NÃO ADIANTA CHORAR SOBRE O LEITE DERRAMADO

Cada um que seja forte para carregar a sua cruz, né não cumade? Espere, escute que ainda não acabei de falar! A pessoa nem tem direito de acordar cansada, pode?

Ontem, antes de dormir, engomei foi uma trouxa de roupa que não tinha tamanho! Só de lençol e toalha pra mais de quarenta! Eu sei, eu sei que é a minha obrigação, quem mandou eu num querer ser gente, largar a escola, me avechar e casar ainda cheirando a leite?

Mulé tem calma que tu fala, amiga é pressas coisas, escutar as outras! O Benedito do ferro esquentava de vez, eu tinha que abrir a porta pro vento assoprar as brasas e o medo? Tudo tão escuro, eu sozinha, aquele vei roncando e nenhum som na rádia! Inté troquei as piulas, mas o bichinho só roncava, igual o vei. Aproveitei, comecei a cantar uns benditos, a rezar meu rusaro e quando acabei de rezar a última armaria, num esqueci o ferro em cima da ceroula nova do cumpade, a peça que a madame mais pediu preu ter cuidado! E agora, mulé, quando ela chegar, vou dizer o quê? Já sei, cumade, nao precisa dizer, você só sabe dizer sempre a mesma coisa!

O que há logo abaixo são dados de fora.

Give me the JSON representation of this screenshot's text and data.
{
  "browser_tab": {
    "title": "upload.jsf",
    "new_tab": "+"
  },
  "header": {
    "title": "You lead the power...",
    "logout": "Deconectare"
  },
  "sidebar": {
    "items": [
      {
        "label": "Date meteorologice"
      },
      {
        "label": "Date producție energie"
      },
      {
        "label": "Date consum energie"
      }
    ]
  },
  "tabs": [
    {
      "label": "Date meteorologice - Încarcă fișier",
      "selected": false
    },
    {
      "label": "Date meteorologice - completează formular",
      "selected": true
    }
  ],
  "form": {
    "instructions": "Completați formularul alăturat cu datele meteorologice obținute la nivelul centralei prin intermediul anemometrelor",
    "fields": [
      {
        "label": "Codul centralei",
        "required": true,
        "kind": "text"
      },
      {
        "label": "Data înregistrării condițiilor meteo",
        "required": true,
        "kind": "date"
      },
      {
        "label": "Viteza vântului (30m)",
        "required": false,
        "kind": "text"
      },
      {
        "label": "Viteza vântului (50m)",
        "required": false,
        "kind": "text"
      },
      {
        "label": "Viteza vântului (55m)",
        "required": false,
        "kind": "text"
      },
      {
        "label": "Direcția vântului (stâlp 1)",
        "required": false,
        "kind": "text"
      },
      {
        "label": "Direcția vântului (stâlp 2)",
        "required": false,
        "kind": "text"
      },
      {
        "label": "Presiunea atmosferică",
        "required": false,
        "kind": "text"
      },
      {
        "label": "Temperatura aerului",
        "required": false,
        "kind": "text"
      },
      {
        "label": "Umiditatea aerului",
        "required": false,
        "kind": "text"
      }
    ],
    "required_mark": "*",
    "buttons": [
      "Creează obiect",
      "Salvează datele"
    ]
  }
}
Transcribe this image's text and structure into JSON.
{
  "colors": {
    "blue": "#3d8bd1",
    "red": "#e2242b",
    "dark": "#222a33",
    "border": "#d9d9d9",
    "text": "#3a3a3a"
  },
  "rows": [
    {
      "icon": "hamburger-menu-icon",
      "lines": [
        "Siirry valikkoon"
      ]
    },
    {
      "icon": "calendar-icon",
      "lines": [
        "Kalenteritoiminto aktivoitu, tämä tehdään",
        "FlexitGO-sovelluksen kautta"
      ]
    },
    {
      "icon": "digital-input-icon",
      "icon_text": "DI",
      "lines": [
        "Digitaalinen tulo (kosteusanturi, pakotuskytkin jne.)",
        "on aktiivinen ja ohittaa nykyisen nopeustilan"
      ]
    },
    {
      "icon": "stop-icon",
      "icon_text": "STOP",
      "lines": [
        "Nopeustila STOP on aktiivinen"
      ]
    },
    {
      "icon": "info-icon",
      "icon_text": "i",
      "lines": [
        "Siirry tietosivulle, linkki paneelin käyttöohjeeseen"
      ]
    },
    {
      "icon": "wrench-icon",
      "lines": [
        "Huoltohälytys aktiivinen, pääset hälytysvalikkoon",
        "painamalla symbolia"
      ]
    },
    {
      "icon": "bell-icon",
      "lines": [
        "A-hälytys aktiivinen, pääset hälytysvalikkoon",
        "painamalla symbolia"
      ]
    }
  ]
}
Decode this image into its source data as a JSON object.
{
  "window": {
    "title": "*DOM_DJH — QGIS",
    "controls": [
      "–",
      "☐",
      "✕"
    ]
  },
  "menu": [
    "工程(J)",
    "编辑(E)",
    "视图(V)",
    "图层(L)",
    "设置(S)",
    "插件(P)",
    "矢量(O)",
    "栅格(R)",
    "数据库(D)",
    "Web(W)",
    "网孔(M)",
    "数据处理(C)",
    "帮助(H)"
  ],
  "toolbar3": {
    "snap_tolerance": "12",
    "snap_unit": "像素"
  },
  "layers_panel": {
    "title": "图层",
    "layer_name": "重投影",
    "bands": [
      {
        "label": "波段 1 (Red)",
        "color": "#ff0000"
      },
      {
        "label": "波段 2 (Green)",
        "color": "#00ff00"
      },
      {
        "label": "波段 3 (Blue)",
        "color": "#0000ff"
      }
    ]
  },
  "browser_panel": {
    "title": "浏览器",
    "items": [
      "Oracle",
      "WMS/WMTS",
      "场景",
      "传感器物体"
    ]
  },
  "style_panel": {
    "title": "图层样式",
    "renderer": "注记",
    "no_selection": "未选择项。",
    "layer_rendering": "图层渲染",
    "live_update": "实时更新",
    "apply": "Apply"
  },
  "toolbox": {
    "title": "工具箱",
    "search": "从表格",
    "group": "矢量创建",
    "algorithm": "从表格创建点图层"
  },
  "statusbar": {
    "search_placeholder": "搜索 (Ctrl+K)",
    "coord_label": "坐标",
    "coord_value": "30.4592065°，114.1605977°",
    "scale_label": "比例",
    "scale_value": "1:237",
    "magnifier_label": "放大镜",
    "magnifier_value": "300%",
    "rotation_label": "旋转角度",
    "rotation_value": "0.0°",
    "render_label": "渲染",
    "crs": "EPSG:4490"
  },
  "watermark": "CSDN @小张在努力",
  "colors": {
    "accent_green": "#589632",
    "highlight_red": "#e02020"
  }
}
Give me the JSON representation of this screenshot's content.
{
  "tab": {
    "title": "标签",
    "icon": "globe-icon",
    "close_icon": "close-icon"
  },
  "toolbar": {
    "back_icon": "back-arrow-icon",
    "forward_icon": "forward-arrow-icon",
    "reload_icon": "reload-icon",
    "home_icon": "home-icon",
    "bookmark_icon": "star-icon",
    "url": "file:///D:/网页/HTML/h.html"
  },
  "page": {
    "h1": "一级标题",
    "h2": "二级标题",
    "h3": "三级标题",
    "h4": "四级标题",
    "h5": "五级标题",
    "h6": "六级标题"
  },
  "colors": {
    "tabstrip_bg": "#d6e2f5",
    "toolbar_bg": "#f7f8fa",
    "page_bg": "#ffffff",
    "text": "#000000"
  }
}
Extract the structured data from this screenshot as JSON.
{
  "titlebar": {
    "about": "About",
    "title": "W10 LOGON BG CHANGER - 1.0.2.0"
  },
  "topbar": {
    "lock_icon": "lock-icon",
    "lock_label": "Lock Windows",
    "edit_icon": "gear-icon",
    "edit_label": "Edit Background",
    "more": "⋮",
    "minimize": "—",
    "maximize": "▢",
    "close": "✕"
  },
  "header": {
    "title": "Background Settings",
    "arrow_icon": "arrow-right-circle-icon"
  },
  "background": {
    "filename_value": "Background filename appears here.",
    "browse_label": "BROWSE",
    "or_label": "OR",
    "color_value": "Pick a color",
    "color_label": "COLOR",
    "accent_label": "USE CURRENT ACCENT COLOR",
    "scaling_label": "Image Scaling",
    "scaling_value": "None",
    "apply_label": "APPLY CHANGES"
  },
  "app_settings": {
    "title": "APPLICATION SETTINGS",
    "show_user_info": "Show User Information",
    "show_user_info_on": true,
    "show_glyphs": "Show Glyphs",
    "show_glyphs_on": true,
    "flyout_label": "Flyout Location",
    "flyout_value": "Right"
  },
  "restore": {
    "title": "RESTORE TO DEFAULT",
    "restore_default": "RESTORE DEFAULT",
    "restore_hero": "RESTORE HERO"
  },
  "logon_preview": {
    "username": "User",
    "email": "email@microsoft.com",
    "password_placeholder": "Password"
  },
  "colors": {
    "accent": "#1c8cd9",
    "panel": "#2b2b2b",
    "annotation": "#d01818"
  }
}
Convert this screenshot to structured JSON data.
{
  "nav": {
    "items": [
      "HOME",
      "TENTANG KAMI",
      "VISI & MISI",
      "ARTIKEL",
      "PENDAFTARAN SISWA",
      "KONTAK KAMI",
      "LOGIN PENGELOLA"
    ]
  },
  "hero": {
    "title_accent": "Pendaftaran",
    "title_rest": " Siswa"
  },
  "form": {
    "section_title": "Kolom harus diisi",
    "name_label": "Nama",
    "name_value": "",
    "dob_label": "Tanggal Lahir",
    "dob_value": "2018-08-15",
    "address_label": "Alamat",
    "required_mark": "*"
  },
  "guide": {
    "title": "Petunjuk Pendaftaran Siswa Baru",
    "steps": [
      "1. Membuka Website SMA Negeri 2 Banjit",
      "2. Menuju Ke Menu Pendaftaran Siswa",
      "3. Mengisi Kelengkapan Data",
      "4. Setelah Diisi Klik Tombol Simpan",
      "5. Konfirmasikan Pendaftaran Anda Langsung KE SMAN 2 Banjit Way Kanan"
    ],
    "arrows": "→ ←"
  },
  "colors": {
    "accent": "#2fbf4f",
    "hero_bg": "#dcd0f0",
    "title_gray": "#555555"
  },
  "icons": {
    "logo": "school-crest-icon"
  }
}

Eu cheia de aperreio nem consegui pregar os zoio, tou aqui toda escangotar, o braço morto do peso do ferro Benedito, a cabeça grossinha de num saber o que vou dizer a madame e esse vei sem currutela peidava tanto que tive de abrir a janela do quarto para correr vento e levar o vento podre dele pro inferno a dentro! Me levantei, fervi água, fiz um chá de boldo, pus fumo no cachimbo, acordei ele, depois que bebeu, foi pior! Era arroto e peido, pense, numa cantoria que só escutando pra ter certeza! Tinha hora que eu pensava que estava na seresta de Zé Palhano, ouvindo Bartô e comendo buchada! Diz ele que foi da piranha escaldada que ele comeu na maré! É nisso que dá, inventa de comer fora de casa, não sabe nem se a piranha era bem preparada pra ficar no estado desse.

Não escutou nem eu acabar de falar, virou de lado e rebolou um peito violento que acabei engolindo todinho, estava de boca aberta falando com ele, bati foi a porta do quarto e saí de lá cega de ódio! Armei uma rede aqui na cozinha, toquei fogo no cachimbo e passei o resto da noite me balançando! Tou aqui com a perna dura de tanto movimento, sem poder andar direito e o corpo parece que passei a noite inteira num forró! Tou toda doída e mais uma trouxa de roupa para lavar. Pera mulé, dou já seu tiqui de pasta, deixe só eu terminar porque o mequetrefe do meu marido saiu bem cedo e me trouxe esse presente, veja, quer comer carne de criação, pode uma danação dessa? Diz ele que tirou esse bode velho numa rifa, quer que eu, uma veia dessa cansada, toda estrupiada, trate todo o fato do bode, faça uma buchada, uma papelada, uma fuçura e salgue a carne porque mais tarde vai vir um bando de macho pra cá encher o cu de cana e jogar pacará!

Mas menina, eu olhei assim, lembrei de minhas irmãs em casa, procurando a luz da lua pra fazer os dever da escola, quando não tinha, acendiam a lamparina e na luz da lamparina, enchia o nariz de tirna e a cabeça de conhecimento. Hoje em dia são todas formadas em professora, e eu tendo que aturar uma vida dessa!

Eu disse a ele que partisse daqui e fosse fazer baderna na casa do inimigo porque hoje, muito cedo, eu ia lá pra sua casa, depois da novena, assistir o último capítulo da novela... Nossa, que catinga de queimado é esse, cumade? Valha me deu, é o leite que coloquei no fogo, meu Deus, já virou foi doce!

Mulé, a senhora cumade, chega na casa dos outros uma hora dessa, fica puxando conversa e nem serve pra dizer que o leite derramou! Nam, nunca pensei... tome logo esse tiqui de pasta no dedo e parta!